Staff at Street Haven serve up a healthy lunch

2. Damn, being depressed/ having Generalized Anxiety Disorder sucks! Yes, they really do suck! But, my symptoms are relatively mild, especially when compared to some women who are bipolar and schizophrenic. My medicine controls my symptoms so that I can function very well. I can work. I can live an ordinary life. But many of this country’s poorest citizens suffer from mental health issues so severe that it’s impossible for them to work. And when they’re not “sick” enough to be hospitalized, they have no where else to go.

3. My husband/kids/mom is driving me bananas today! Yes, but I have a family who loves me. An increasing number of Street Haven’s clients are older women whose husbands have died — without his income, they can’t make the rent. I can’t imagine being so alone that I had no where else to go. Can you?

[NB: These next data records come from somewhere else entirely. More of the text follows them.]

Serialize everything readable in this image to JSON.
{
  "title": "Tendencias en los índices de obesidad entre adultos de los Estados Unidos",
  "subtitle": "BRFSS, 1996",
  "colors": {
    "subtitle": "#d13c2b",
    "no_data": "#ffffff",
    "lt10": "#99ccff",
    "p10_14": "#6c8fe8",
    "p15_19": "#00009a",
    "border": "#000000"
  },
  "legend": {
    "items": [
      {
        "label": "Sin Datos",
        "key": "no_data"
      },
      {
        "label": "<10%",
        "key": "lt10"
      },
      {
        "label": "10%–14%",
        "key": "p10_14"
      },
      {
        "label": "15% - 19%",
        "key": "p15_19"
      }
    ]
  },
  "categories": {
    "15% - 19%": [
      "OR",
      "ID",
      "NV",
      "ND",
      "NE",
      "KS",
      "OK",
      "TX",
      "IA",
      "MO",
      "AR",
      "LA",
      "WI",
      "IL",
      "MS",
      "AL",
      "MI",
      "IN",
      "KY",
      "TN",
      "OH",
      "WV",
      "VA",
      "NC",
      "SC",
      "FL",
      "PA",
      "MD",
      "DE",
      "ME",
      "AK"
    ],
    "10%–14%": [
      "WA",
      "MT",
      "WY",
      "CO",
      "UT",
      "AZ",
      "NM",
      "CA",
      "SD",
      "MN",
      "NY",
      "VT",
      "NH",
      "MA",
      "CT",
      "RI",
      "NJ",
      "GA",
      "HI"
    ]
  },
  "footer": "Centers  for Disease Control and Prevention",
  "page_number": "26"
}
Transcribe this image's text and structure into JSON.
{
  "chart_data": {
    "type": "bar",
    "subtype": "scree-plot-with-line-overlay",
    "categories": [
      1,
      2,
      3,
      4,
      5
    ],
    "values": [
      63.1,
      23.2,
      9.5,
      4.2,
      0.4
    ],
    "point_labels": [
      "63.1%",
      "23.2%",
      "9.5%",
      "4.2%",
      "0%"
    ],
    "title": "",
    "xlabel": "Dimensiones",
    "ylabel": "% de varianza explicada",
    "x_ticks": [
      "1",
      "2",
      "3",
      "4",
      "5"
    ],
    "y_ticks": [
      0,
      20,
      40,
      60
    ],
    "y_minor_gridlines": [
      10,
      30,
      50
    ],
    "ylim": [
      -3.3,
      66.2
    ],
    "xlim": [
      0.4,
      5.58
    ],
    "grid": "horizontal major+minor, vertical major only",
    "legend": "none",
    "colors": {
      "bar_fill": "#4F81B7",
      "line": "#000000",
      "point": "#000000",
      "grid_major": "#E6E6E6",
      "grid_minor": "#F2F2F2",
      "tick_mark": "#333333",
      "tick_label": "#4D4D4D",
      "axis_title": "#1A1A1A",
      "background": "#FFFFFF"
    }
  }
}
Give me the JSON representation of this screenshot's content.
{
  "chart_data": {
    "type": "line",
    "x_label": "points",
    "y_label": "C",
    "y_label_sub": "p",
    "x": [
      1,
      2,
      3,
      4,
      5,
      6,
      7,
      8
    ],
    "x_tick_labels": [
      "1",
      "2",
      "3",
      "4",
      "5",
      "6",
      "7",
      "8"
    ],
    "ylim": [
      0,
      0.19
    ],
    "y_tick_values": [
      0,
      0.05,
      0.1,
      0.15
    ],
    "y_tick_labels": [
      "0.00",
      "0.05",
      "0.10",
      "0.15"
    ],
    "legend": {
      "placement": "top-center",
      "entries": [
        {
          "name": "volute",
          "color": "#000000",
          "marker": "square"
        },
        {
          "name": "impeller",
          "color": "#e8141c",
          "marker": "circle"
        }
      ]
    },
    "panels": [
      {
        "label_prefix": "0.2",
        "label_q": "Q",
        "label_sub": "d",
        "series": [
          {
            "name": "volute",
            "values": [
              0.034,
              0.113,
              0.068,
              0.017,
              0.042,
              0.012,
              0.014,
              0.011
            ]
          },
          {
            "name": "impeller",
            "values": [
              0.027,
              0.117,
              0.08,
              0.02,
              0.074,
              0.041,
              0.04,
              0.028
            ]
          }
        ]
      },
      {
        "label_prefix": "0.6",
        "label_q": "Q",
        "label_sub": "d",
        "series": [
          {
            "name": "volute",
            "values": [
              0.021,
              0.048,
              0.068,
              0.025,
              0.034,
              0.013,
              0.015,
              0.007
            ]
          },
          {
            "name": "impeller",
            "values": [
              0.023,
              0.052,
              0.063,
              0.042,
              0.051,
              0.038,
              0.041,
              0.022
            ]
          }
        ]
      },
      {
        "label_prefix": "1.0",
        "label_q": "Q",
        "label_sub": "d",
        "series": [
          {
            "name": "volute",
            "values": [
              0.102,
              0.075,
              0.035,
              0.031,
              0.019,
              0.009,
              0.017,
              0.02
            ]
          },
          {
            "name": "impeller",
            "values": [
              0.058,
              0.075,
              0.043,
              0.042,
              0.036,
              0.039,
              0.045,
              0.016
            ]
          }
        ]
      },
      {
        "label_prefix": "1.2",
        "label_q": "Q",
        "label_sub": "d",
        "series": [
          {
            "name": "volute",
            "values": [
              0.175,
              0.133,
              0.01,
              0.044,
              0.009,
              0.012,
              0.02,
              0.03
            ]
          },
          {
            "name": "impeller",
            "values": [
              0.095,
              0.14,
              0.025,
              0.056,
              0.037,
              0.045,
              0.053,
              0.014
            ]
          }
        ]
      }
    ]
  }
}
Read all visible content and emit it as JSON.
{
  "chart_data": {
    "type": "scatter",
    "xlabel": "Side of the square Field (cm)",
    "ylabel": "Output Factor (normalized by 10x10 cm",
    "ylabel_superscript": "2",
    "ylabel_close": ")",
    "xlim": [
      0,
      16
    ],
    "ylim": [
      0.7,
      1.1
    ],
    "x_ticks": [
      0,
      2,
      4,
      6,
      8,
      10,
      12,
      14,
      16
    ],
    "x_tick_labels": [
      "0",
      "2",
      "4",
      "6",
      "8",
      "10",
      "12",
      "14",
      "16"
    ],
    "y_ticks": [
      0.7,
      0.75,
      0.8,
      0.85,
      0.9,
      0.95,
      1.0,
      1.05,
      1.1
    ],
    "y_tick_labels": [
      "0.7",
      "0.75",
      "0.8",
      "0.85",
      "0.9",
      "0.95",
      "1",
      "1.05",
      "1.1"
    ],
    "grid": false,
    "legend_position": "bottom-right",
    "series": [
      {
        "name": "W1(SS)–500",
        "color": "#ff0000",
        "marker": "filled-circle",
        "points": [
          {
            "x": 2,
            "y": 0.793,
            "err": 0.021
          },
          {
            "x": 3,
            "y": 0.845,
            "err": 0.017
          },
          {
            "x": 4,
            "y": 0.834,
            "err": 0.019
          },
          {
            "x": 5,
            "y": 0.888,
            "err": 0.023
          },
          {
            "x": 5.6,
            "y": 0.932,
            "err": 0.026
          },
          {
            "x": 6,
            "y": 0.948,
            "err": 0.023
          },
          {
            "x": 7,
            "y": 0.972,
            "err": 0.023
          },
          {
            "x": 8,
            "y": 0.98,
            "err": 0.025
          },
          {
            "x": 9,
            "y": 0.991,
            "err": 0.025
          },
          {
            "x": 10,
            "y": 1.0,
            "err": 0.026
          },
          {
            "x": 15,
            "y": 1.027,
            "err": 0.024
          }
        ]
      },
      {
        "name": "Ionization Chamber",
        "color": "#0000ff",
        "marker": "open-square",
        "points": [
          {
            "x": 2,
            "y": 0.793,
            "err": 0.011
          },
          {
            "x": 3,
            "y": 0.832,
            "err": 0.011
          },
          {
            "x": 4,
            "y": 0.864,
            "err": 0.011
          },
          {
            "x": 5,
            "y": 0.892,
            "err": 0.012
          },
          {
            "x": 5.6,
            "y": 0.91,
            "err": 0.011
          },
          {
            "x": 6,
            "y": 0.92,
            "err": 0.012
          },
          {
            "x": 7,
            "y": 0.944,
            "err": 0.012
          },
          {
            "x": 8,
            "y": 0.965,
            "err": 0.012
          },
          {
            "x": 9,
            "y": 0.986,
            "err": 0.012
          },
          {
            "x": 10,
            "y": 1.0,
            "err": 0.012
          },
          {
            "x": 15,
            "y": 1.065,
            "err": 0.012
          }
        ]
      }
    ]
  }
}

4. My kid won’t eat what I make for dinner!!! Yeah, but I have other stuff to give her. Did you know that one in ten Canadian children don’t (doesn’t? Help me out grammar snobs) get enough to eat.

5. I’m so lonely/I just want to be alone. Much of my moodiness stems from my interactions with (or lack of interaction with) others. I want what I want, when I want it — and sometimes, I actually get it! But, as I blog away in my big-old bedroom, I’m reminded of my tour of the rooms at Street Haven. One twin-sized bed and one locker. That’s it. Not to mention having to share your space with four  roommates. My need for peace and quiet is feeling awfully luxurious right now, so is my queen-sized bed.

Damn. I have it pretty good, don’t I? I am so blessed.